Proteção de dados e a tutela da saúde na LGPD

O receio de que empresas potencialmente interessadas obtenham acesso a dados médicos dos particulares

No início deste ano de 2018, veio a público a notícia de que uma falha de segurança no aplicativo E-Saúde, disponibilizado pelo Ministério da Saúde, teria exposto, durante meses, dados pessoais de milhares de brasileiros usuários do Sistema Único de Saúde (SUS). Através de brecha no sistema, tornou-se possível acessar desde dados básicos, como o cartão do SUS em nome do titular, até informações médicas detalhadas, como o histórico de retirada de medicamentos e a agenda de consultas na rede pública1.

Além da evidente quebra da privacidade dos cidadãos que tiveram suas informações íntimas expostas, o vazamento de dados da espécie mostra-se ainda mais sensível, em virtude do valor econômico que podem representar.
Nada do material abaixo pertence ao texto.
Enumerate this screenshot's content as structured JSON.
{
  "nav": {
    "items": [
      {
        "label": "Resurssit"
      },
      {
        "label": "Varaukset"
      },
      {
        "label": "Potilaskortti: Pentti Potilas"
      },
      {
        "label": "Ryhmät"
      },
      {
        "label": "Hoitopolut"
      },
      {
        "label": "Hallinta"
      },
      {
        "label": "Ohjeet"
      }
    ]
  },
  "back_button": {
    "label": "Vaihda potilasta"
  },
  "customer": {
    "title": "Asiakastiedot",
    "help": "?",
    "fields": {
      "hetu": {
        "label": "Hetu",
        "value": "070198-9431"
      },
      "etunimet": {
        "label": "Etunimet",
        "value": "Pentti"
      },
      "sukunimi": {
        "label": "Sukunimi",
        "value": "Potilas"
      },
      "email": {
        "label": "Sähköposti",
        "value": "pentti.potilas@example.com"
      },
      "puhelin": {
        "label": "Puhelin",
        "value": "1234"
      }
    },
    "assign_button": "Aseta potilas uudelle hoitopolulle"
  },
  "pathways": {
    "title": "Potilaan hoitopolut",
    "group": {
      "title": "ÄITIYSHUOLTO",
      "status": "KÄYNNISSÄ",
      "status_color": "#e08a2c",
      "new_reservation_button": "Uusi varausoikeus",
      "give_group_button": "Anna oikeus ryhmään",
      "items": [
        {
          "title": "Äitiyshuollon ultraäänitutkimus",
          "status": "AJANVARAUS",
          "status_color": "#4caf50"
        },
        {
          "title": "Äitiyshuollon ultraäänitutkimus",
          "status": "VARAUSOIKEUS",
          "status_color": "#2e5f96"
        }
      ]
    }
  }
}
Levantamentos sobre os remédios utilizados pela população e as prescrições mais recorrentes podem ser de grande valia, por exemplo, para a indústria farmacêutica e para as seguradoras de saúde.

Oportunamente, o tema vazamento de dados merece total destaque tendo em vista o recente advento da Lei nº 13.709/2018, a famigerada Lei Geral de Proteção de Dados (LGPD), sancionada pelo presidente Michel Temer no último dia 14 de agosto de 2018.

As inovações trazidas pelo novo marco legal, principalmente no que concerne à forma como o tratamento de dados pode ocorrer, colocaram o Brasil em destaque no cenário internacional, equiparando a legislação brasileira às mais avançadas legislações internacionais de segurança digital.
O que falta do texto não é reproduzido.